"When I teach my students I always warn them about a couple of things," says Meridith Ford, a pastry and baking instructor at Johnson & Wales University in Providence, R.I. "One is never do your own wedding cake."
Seven years ago, Ford was an ambitious bride-to-be who decided she would do everything for her at-home wedding, including making and decorating the cake. Though inexperienced as a chef, she was a good cook and had successfully made several cakes for friends' weddings."I had prepped and done everything in advance," she says. "Then I started to ice the cake, and nothing would come together." The buttercream frosting she chose for the pound cake began to drip in the sultry Atlanta heat. Frustrated, she headed to the family barn where she pondered her situation for several hours.
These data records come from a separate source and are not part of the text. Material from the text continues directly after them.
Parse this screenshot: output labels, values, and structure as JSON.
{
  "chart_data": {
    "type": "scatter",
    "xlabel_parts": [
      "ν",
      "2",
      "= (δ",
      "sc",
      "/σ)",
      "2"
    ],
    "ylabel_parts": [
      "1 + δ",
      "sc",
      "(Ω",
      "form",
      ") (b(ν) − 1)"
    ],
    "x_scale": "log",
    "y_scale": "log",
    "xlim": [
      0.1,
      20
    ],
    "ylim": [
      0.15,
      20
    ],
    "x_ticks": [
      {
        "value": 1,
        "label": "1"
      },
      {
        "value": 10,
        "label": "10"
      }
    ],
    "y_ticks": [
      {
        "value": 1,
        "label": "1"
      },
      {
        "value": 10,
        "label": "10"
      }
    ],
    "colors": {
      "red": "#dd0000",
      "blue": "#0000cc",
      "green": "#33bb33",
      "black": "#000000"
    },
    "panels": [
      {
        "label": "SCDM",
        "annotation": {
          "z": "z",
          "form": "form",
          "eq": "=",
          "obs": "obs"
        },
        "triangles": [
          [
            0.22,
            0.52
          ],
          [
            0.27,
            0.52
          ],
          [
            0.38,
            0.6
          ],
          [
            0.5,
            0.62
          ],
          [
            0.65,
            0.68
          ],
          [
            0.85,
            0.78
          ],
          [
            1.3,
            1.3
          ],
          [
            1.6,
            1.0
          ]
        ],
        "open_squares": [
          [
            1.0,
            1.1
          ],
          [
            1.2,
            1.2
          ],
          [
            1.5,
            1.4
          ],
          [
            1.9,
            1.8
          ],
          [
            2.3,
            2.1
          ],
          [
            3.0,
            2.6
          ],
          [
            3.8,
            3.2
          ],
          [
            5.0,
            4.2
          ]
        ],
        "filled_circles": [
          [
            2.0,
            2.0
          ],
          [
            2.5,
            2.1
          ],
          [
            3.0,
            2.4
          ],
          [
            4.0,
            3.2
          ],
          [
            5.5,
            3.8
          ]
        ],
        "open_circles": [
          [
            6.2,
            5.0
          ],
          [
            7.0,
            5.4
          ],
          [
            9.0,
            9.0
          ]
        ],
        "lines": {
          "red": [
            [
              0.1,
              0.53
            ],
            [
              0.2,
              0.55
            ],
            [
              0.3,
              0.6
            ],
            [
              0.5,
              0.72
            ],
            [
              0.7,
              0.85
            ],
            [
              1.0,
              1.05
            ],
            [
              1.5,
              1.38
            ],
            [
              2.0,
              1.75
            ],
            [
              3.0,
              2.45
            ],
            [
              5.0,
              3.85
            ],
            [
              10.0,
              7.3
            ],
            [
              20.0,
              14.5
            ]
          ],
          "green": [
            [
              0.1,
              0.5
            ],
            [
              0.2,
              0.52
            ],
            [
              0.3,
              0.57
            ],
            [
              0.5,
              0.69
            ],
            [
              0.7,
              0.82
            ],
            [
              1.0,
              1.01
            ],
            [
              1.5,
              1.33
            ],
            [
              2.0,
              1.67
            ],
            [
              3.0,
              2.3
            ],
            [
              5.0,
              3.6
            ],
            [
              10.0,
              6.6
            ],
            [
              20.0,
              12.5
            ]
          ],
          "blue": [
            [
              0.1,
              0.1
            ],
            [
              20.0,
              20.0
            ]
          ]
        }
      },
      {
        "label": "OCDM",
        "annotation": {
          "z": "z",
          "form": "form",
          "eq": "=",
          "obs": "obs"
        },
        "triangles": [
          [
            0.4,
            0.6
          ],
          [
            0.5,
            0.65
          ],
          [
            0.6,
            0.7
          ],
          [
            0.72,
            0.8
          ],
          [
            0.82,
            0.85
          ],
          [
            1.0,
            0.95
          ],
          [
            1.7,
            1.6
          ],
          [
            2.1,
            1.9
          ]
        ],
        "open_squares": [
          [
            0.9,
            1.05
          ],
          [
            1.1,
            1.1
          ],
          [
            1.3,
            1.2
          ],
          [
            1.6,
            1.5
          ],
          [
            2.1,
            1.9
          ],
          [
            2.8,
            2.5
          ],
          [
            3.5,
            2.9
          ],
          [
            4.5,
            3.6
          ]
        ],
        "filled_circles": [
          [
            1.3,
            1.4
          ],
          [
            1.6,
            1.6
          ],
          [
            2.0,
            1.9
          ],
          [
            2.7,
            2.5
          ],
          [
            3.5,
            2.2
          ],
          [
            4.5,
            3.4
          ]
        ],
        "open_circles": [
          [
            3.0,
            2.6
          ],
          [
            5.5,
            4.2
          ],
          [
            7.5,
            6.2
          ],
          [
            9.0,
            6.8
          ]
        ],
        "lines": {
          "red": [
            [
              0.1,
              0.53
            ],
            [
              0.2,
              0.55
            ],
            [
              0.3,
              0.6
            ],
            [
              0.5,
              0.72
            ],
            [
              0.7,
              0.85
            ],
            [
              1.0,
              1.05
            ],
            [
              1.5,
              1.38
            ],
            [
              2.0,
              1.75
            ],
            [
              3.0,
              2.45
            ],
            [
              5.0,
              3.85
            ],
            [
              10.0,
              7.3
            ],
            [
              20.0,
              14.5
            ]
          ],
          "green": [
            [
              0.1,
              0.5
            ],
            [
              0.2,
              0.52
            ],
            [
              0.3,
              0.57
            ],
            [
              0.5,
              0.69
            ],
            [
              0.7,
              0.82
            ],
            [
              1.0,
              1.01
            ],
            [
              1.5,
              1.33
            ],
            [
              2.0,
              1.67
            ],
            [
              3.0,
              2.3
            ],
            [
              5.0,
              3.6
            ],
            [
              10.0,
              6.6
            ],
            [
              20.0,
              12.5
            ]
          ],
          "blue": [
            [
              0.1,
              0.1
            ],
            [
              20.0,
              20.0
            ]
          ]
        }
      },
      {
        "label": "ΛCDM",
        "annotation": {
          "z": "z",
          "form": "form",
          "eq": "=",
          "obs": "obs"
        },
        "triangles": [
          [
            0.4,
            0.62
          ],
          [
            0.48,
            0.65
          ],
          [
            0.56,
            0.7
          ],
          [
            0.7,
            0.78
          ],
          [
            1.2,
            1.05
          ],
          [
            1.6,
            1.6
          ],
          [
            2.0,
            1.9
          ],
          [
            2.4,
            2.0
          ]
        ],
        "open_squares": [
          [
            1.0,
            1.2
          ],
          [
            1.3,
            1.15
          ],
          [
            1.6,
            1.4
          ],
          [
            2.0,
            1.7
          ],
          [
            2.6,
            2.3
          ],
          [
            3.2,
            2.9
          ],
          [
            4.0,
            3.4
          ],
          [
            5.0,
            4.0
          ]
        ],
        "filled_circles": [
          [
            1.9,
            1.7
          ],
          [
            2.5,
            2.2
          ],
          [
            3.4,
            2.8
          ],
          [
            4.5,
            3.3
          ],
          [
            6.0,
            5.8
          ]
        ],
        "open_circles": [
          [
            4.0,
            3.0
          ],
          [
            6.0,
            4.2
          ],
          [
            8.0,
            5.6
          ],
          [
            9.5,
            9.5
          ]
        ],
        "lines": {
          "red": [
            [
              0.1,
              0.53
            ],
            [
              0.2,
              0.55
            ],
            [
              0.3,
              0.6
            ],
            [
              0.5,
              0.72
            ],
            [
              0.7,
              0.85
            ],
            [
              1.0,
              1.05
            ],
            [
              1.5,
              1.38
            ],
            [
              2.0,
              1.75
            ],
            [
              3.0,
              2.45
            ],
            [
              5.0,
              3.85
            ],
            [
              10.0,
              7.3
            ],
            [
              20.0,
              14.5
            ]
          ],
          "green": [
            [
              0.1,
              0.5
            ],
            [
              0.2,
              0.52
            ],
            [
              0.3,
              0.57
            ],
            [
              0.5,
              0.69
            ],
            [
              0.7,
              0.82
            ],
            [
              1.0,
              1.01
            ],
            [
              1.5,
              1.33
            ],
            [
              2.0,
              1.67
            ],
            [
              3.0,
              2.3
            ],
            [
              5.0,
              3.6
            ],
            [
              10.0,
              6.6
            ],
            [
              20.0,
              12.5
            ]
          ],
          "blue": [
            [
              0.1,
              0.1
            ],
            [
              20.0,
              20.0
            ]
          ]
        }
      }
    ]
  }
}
Once she had relaxed, she returned to the kitchen where she created another cake that "turned out beautiful" and was thoroughly enjoyed by the guests.
Since that June day, Ford has created numerous wedding cakes -from chocolate to carrot, from simple to ornate.
Ford says a misconception exists about wedding cakes: Many people believe they can't taste good. "When I was growing up and was going to weddings, the cake was the most dreaded part of the whole thing," she says. "The average person does not realize they have an alternative to this cardboard sugar-paste cake that you go out and get from your average bakery."
A good chef can create a cake that looks and tastes good. Having a cake made by a professional who specializes in wedding cakes often doesn't cost more than buying it in a bakery, Ford says.
Costs for a wedding cake are calculated by the slice. They range from about $1.50 per slice (per person) to as much as $10, with the average at about $3 to $5. "I could make a really nice cake for $4 a slice," she says.